Regardless not fun to shoot those rounds, that steel butt plate punishes the shoulder when you bench that rifle. The cheek weld (for me anyway)when you pull the trigger is like, a little devil opens a hatch and punches you right in the cheek. Perhaps this is why this gun is a bit of a safe queen.
Yup, that's why I started loading 8X57 when I owned these things. Military spec PPU 7.92X57 sS was £8 / 100 in the period I'm thinking of, cheaper than you could handload 308 size cartridges in the UK at the time.

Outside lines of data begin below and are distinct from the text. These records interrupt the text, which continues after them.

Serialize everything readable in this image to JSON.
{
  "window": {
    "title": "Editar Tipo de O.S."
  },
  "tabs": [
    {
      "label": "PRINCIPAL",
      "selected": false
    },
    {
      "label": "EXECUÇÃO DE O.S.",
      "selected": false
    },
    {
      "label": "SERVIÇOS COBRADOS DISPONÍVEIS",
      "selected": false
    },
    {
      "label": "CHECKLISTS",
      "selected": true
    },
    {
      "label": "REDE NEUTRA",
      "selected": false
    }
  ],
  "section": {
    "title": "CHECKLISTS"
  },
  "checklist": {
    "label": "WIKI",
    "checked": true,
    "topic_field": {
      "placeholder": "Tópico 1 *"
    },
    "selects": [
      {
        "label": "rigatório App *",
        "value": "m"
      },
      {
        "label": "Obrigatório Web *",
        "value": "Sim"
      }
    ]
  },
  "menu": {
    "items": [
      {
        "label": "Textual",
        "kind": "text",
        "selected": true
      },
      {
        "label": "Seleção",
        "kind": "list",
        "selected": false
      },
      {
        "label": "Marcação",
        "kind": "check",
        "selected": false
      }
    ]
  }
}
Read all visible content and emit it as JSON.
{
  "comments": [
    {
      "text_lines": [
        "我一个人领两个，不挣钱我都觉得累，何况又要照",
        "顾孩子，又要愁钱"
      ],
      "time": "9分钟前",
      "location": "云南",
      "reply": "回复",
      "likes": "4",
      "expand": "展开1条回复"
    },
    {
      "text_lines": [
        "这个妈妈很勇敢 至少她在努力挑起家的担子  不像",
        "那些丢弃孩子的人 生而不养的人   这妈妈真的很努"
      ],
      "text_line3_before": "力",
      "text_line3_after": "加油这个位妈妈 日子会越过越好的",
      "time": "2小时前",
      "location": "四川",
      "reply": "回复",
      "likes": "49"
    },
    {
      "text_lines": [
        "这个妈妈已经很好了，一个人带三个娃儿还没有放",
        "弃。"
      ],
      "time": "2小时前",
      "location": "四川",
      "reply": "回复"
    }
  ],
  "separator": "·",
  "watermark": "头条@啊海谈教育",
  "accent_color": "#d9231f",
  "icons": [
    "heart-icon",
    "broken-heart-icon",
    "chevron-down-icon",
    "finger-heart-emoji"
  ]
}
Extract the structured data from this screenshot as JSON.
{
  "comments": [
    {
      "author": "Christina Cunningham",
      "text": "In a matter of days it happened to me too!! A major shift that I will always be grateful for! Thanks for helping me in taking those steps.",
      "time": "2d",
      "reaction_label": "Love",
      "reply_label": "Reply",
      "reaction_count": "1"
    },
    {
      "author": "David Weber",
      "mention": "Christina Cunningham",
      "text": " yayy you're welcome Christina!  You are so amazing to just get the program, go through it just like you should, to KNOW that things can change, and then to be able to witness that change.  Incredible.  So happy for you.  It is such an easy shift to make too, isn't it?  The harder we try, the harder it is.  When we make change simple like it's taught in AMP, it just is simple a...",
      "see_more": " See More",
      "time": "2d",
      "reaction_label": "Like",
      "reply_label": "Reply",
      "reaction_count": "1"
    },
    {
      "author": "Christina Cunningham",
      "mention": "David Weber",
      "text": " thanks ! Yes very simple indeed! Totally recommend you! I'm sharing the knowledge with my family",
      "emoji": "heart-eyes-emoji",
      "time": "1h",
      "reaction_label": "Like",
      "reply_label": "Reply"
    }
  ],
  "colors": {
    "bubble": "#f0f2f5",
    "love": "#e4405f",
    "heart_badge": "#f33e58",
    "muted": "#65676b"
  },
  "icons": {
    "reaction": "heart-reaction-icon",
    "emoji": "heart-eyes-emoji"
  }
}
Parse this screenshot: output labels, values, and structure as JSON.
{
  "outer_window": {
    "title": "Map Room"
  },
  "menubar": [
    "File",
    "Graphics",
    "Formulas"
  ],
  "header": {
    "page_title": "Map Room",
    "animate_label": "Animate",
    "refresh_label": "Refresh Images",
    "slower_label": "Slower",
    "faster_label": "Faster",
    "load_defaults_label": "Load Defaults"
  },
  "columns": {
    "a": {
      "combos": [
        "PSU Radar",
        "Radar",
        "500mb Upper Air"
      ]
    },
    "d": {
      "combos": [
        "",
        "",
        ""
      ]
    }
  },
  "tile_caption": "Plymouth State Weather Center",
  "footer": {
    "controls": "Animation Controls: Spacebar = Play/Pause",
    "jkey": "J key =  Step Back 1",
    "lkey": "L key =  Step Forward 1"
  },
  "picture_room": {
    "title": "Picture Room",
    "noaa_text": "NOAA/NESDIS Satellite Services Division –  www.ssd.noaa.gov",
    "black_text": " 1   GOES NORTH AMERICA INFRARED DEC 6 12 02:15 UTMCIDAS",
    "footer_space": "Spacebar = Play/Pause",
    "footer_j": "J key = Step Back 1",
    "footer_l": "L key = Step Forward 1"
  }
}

My local gun dealer got a large batch of mint surplus Portuguese Mauser-Vergueiro m/1904-39s in and was selling them at a very reasonable price. They were the originally long M1904 6,5X58mmP rifles manufactured by DWM and later shortened to K98 OAL, rebored and rerifled in the late 1930s after Portugal adopted 7.92 and started buying copies of the KAR98k from German manufacturers. A hybrid Mannlicher / Mauser action, this was my favourite 7.92 service rifle by far of the half-dozen long and short models I owned over the years. I wish I still had it in fact.
When I got it, I thought I had one cartridge / rifle at least that I didn't need to handload for given the excellent quality, cheap surplus 7.92 around in vast quantities and didn't bother buying dies, brass etc as I usually would when acquiring something in a new cartridge. After a single range session with surplus 198gn sS, I pulled some of this ammo and tried downloading it - didn't work, sooted-up brass, bolt and action and lousy groups, if you could call them 'groups'. So, back to buying yet another set of dies, brass, bullets to handload lighter bullets in mild loads.